In the post-conviction petition which was filed herein on September 30, 1971, it was alleged that the defendant had served upwards of one year of her penitentiary sentence. At oral argument on this appeal, her attorney stated that she had then served over one year of her sentence. Under the circumstances, we do not reach some of the constitutional issues here presented. It appears that *399the sentence imposed on the defendant was erroneous, and that she has served either substantially all or more than the maximum term of imprisonment for which she could have lawfully been sentenced as a misdemeanant. Consequently, the judgment will be reversed, the defendant discharged and the cause will not be remanded to correct the sentence.

Judgment reversed on cross appeal.



I do not agree that defendant was entitled to a new trial as ordered by the circuit court, or to the reversal of her conviction and discharge as ordered by this court.

Defendant was charged with the theft of property having a value exceeding $150. The uncontradicted testimony was that the value of the stolen trousers was $250. The latter amount had been inserted in the form of verdict before that form was handed to the jurors. Its insertion, my colleagues say, denied defendant her constitutional right to a jury trial.

Our more recent decisions, in my opinion, require a contrary result, wholly apart from the question of waiver upon which the appellate court relied in the direct appeal. In People v. Harden (1969), 42 Ill.2d 301, the defendant urged that a verdict stating, “We, the Jury, find the defendant, Palas tine [íz'c] Harden, guilty.” was an insufficient finding of value over $150 necessary to support a penitentiary sentence. The trial court had there instructed the jury as to the elements of proof, including value, necessary to a guilty verdict, and this court held the verdict sufficient despite the total absence of a finding that value of the property stolen was more than $150. In People v. Tassone (1968), 41 Ill.2d 7, a felony conviction in a bench trial for theft of a truck was upheld even though no proof of value of the truck was offered. This court there held judicial notice would be taken of the fact that the value of the tractor and trailer was more than $150. And in People v. Rogers (1959), 16 Ill.2d 175, this court affirmed a conviction for grand larceny, despite the *400trial court’s refusal of an instruction on petit larceny, holding there was no error in refusing the instruction because there was no conflict in the evidence as to value.
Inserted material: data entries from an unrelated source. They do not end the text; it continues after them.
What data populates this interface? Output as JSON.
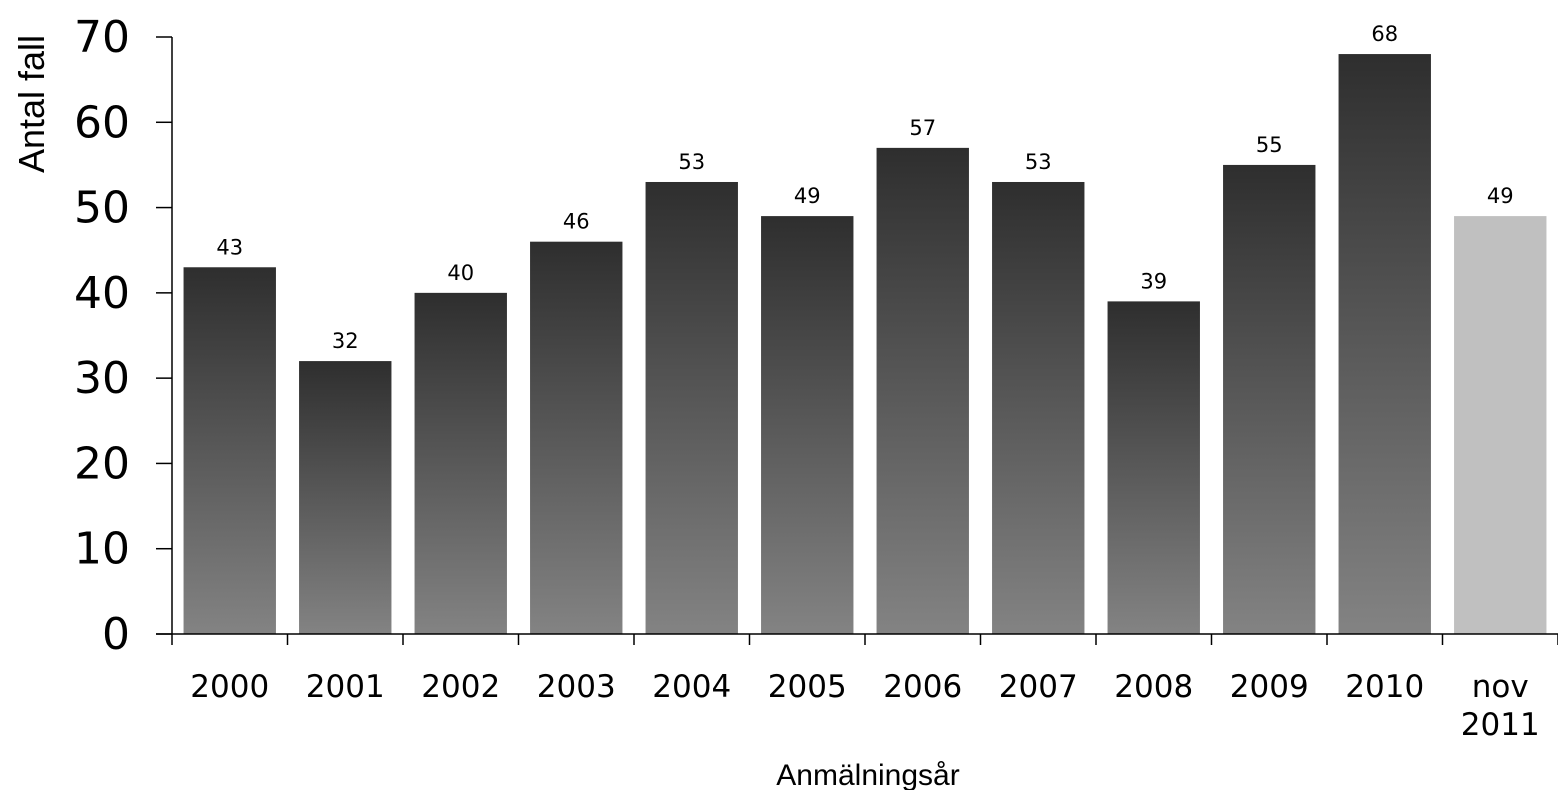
{
  "chart_data": {
    "type": "bar",
    "title": "",
    "xlabel": "Anmälningsår",
    "ylabel": "Antal fall",
    "ylim": [
      0,
      70
    ],
    "yticks": [
      "0",
      "10",
      "20",
      "30",
      "40",
      "50",
      "60",
      "70"
    ],
    "categories": [
      [
        "2000"
      ],
      [
        "2001"
      ],
      [
        "2002"
      ],
      [
        "2003"
      ],
      [
        "2004"
      ],
      [
        "2005"
      ],
      [
        "2006"
      ],
      [
        "2007"
      ],
      [
        "2008"
      ],
      [
        "2009"
      ],
      [
        "2010"
      ],
      [
        "nov",
        "2011"
      ]
    ],
    "values": [
      43,
      32,
      40,
      46,
      53,
      49,
      57,
      53,
      39,
      55,
      68,
      49
    ],
    "data_labels": [
      "43",
      "32",
      "40",
      "46",
      "53",
      "49",
      "57",
      "53",
      "39",
      "55",
      "68",
      "49"
    ],
    "grid": false,
    "legend": "none",
    "colors": {
      "bar_top": "#2e2e2e",
      "bar_bottom": "#838383",
      "highlight_bar": "#c0c0c0",
      "axis": "#000000"
    },
    "highlight_index": 11
  }
}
In my judgment the unmistakable tenor of these more recent cases requires affirmance here. While the practice of inserting the amounts in forms of verdicts prior to submitting them to the jury is not to be recommended, the fact that it was done here, where the testimony as to the value is undisputed, could not, as I view it, have prejudiced defendant.

I would reverse the trial court judgment and deny the petition.